Fabulous fish stew might be just the main course you are searching for. This recipe serves 2. One serving contains 1384 calories, 124g of protein, and 70g of fat. Autumn will be even more special with this recipe. It is a good option if you're following a dairy free and pescatarian diet. Head to the store and pick up bream, mayonnaise, garlic, and a few other things to make it today. To use up the sea salt you could follow this main course with the Raspberry Sea Salt Brownies as a dessert.
Instructions
1
Its worth trying to get hold of saffron for this one its available from most delis and good supermarkets. Its not cheap, but bear in mind you wont need much at all to spice up a dish. Make sure you use a wide pan so all the fish is in contact with the tomatoey broth. If you havent got one, try using a high-sided roasting tray instead, with another tray as a lid.To make the saffron aoli, smash a clove of garlic, a tiny squeeze of lemon juice, and the saffron (if using) with a small pinch of salt in a pestle and mortar or a Flavour Shaker until it turns into a mush.
Ingredients you will need
Lemon Juice
Saffron
Garlic
Broth
Clove
Fish
Salt
Equipment you will use
Mortar And Pestle
Frying Pan
2
Add a tablespoon of mayonnaise and pound again. Stir in the rest of the mayo. Taste and season with a little more lemon juice, salt and pepper.Give the mussels and clams a good wash in plenty of clean cold water and scrub any dirty ones lightly with a scrubbing brush, pulling off any beardy bits. If there are any that arent tightly closed, give them a sharp tap. If they dont close up, throw them away.
Ingredients you will need
Salt And Pepper
Lemon Juice
Mayonnaise
Mussels
Clams
Water
3
Heat a large, wide saucepan or stewing pot and pour in a splash of olive oil. Slice up the rest of the garlic and fry it in the oil until lightly golden.
Ingredients you will need
Olive Oil
Garlic
Cooking Oil
Equipment you will use
Sauce Pan
Pot
4
Add the wine and the tomatoes and the basil stalks and bring to the boil. Simmer gently for 10 to 15 minutes, until the liquid has reduced a little.
Ingredients you will need
Tomato
Basil
Wine
5
Add all your fish and shellfish in a single layer and season with salt and pepper. Push the fish down into the liquid and put the lid on. Cook gently for about 10 minutes or until all the clams and mussels have opened and the fish fillets and langoustines or prawns are cooked through. (Discard any clams or mussels that dont open.)Toast the bread on a hot griddle pan and get out the serving bowls.
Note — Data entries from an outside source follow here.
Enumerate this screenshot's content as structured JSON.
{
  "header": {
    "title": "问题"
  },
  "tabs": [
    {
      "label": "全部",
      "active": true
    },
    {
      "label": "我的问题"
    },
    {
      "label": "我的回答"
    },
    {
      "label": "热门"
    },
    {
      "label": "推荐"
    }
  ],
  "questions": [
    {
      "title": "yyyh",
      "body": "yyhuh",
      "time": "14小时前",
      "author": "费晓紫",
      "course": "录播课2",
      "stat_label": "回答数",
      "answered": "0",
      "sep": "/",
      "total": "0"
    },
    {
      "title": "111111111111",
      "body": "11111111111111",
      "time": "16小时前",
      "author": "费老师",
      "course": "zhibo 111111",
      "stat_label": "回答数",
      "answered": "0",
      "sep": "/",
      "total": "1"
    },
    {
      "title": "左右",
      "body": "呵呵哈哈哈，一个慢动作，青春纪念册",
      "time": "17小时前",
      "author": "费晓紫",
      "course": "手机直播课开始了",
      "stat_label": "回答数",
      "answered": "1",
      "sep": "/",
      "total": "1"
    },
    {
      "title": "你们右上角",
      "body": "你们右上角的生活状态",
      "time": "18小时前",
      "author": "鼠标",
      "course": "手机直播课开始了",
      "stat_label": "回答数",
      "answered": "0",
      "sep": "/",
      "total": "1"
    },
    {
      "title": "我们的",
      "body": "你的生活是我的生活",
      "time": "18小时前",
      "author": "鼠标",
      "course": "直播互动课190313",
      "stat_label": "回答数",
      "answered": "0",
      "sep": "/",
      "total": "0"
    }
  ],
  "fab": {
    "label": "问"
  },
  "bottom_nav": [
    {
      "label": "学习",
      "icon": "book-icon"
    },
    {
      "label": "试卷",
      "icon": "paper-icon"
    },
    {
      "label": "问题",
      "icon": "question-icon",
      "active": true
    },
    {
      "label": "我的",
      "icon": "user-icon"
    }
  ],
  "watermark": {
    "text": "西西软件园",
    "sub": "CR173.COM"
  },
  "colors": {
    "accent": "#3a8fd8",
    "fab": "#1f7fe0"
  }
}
Put a piece of toast in each bowl and ladle the soup over the top, making sure the fish is divided more or less evenly. Top each bowl with some fennel tops, basil leaves, a drizzle of extra virgin olive oil and a big blob of saffron aoli.Tip
Fish works really well with Pinot Grigio, Gruener Veltliner, and Pinot Noir. Fish is as diverse as wine, so it's hard to pick wines that go with every fish. A crisp white wine, such as a pinot grigio or Grüner Veltliner, will suit any delicately flavored white fish. Meaty, strongly flavored fish such as salmon and tuna can even handle a light red wine, such as a pinot noir. The GIFFT by Kathie Lee Gifford Pinot Grigio with a 4.8 out of 5 star rating seems like a good match. It costs about 15 dollars per bottle.